If there be any clash of interests between the person concerned and his assumed representative or if the latter due to collusion or for any other reason, mala fide neglects to defend the case, he cannot be considered to be a representative.." 15. In view of our discussions made hereinabove and following the principles laid down in the aforesaid two decisions of this court, we are, therefore, of the view that the two sons had sufficiently and in a bona fide manner represented the estate of the deceased Nandram and therefore, the suit could not be dismissed on that ground. It is true that the objection as to maintainability of the suit in the absence of the two married daughters was taken in the suit itself but we should not forget that in view of the findings arrived at by the trial court as well as by the appellate court, the suit of the appellants was decreed which was affirmed at the first appellate stage.” Therefore on a perusal of Ext.P2, I do not think that the petitioner has made out any case of illegality or arbitrariness on the ground that petitioner, a co-owner of the property, was not heard.

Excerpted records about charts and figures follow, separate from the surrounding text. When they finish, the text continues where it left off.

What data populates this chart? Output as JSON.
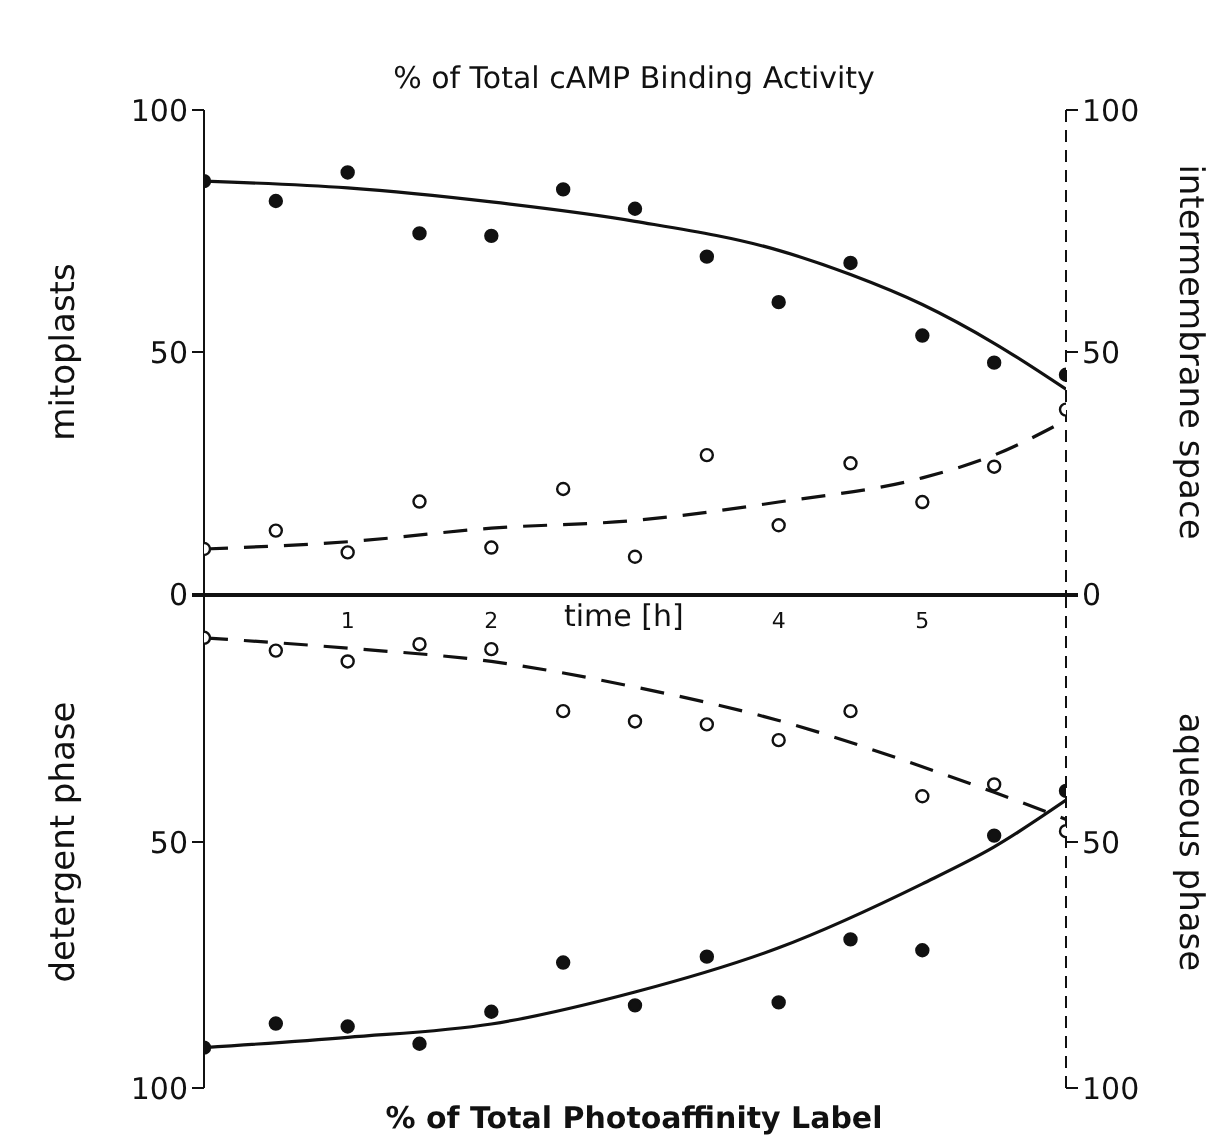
{
  "chart_data": [
    {
      "type": "scatter",
      "title": "% of Total cAMP Binding Activity",
      "ylabel": "mitoplasts",
      "y2label": "intermembrane space",
      "xlim": [
        0,
        6
      ],
      "tick_labels": "y",
      "ylim": [
        0,
        100
      ],
      "yticks": [
        0,
        50,
        100
      ],
      "y2lim": [
        0,
        100
      ],
      "y2ticks": [
        0,
        50,
        100
      ],
      "marker": "circle",
      "series": [
        {
          "type": "scatter",
          "color": "#111111",
          "x": [
            0,
            0.5,
            1,
            1.5,
            2,
            2.5,
            3,
            3.5,
            4,
            4.5,
            5,
            5.5,
            6
          ],
          "values": [
            85.3,
            81.2,
            87.1,
            74.5,
            74,
            83.6,
            79.6,
            69.7,
            60.3,
            68.4,
            53.4,
            47.8,
            45.3
          ]
        },
        {
          "type": "line",
          "line_style": "solid",
          "marker": "none",
          "color": "#111111",
          "x": [
            0,
            1,
            2,
            3,
            4,
            4.5,
            5,
            5.5,
            6
          ],
          "values": [
            85.3,
            83.9,
            81,
            77,
            71,
            66,
            59.8,
            51.8,
            42.3
          ]
        },
        {
          "type": "scatter",
          "axis": "y2",
          "color": "#111111",
          "x": [
            0,
            0.5,
            1,
            1.5,
            2,
            2.5,
            3,
            3.5,
            4,
            4.5,
            5,
            5.5,
            6
          ],
          "values": [
            9.3,
            13.1,
            8.6,
            19.1,
            9.6,
            21.7,
            7.7,
            28.7,
            14.2,
            27,
            19,
            26.3,
            38.1
          ]
        },
        {
          "type": "line",
          "axis": "y2",
          "line_style": "dashed",
          "marker": "none",
          "color": "#111111",
          "x": [
            0,
            1,
            2,
            3,
            4,
            5,
            5.5,
            6
          ],
          "values": [
            9.3,
            10.8,
            13.6,
            15.2,
            19,
            24,
            28.7,
            35.9
          ]
        }
      ]
    },
    {
      "type": "scatter",
      "title": "% of Total Photoaffinity Label",
      "xlabel": "time [h]",
      "ylabel": "detergent phase",
      "y2label": "aqueous phase",
      "xlim": [
        0,
        6
      ],
      "xticks": [
        1,
        2,
        {
          "value": 3,
          "label": null
        },
        4,
        5,
        {
          "value": 6,
          "label": null
        }
      ],
      "ylim": [
        100,
        0
      ],
      "yticks": [
        {
          "value": 0,
          "label": null
        },
        50,
        100
      ],
      "y2lim": [
        100,
        0
      ],
      "y2ticks": [
        {
          "value": 0,
          "label": null
        },
        50,
        100
      ],
      "marker": "circle",
      "series": [
        {
          "type": "scatter",
          "color": "#111111",
          "x": [
            0,
            0.5,
            1,
            1.5,
            2,
            2.5,
            3,
            3.5,
            4,
            4.5,
            5,
            5.5,
            6
          ],
          "values": [
            91.8,
            86.9,
            87.5,
            91,
            84.5,
            74.5,
            83.2,
            73.3,
            82.6,
            69.8,
            72,
            48.7,
            39.6
          ]
        },
        {
          "type": "line",
          "line_style": "solid",
          "marker": "none",
          "color": "#111111",
          "x": [
            0,
            1,
            2,
            3,
            4,
            5,
            5.5,
            6
          ],
          "values": [
            91.8,
            89.7,
            87,
            80.5,
            71.5,
            58.5,
            51,
            41.5
          ]
        },
        {
          "type": "scatter",
          "axis": "y2",
          "color": "#111111",
          "x": [
            0,
            0.5,
            1,
            1.5,
            2,
            2.5,
            3,
            3.5,
            4,
            4.5,
            5,
            5.5,
            6
          ],
          "values": [
            8.5,
            11.1,
            13.3,
            9.8,
            10.8,
            23.4,
            25.5,
            26.1,
            29.3,
            23.4,
            40.7,
            38.3,
            47.8
          ]
        },
        {
          "type": "line",
          "axis": "y2",
          "line_style": "dashed",
          "marker": "none",
          "color": "#111111",
          "x": [
            0,
            1,
            2,
            3,
            4,
            5,
            5.5,
            6
          ],
          "values": [
            8.5,
            10.6,
            13.3,
            18.5,
            25.3,
            34.7,
            39.9,
            45.4
          ]
        }
      ]
    }
  ]
}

Even though the learned counsel for the petitioner submitted that other co-owners were not adequately heard, in my considered opinion, neither of them have come forward with any grievances stating so, nor is it so reflected in the impugned order; neither are they made parties in the writ petition. So the petitioner is not entitled to raise such claims for and on behalf of the other co-owners. Petitioner has also not raised any collusion, fraud or other similar legal infirmities in the writ petition for not making the petitioner a party in the proceedings before the statutory authority to taint the impugned order and make it an arbitrary and illegal one requiring any interference in a proceeding under Article 226 of the Constitution of India. The writ petition fails and accordingly, it is dismissed. However, I make it clear that by the dismissal of the writ petition, I have not considered any issues raised by the petitioner in the writ petition concerning the Kudikidappu rights claimed by respondents 5 to 8; and the rival contentions accordingly.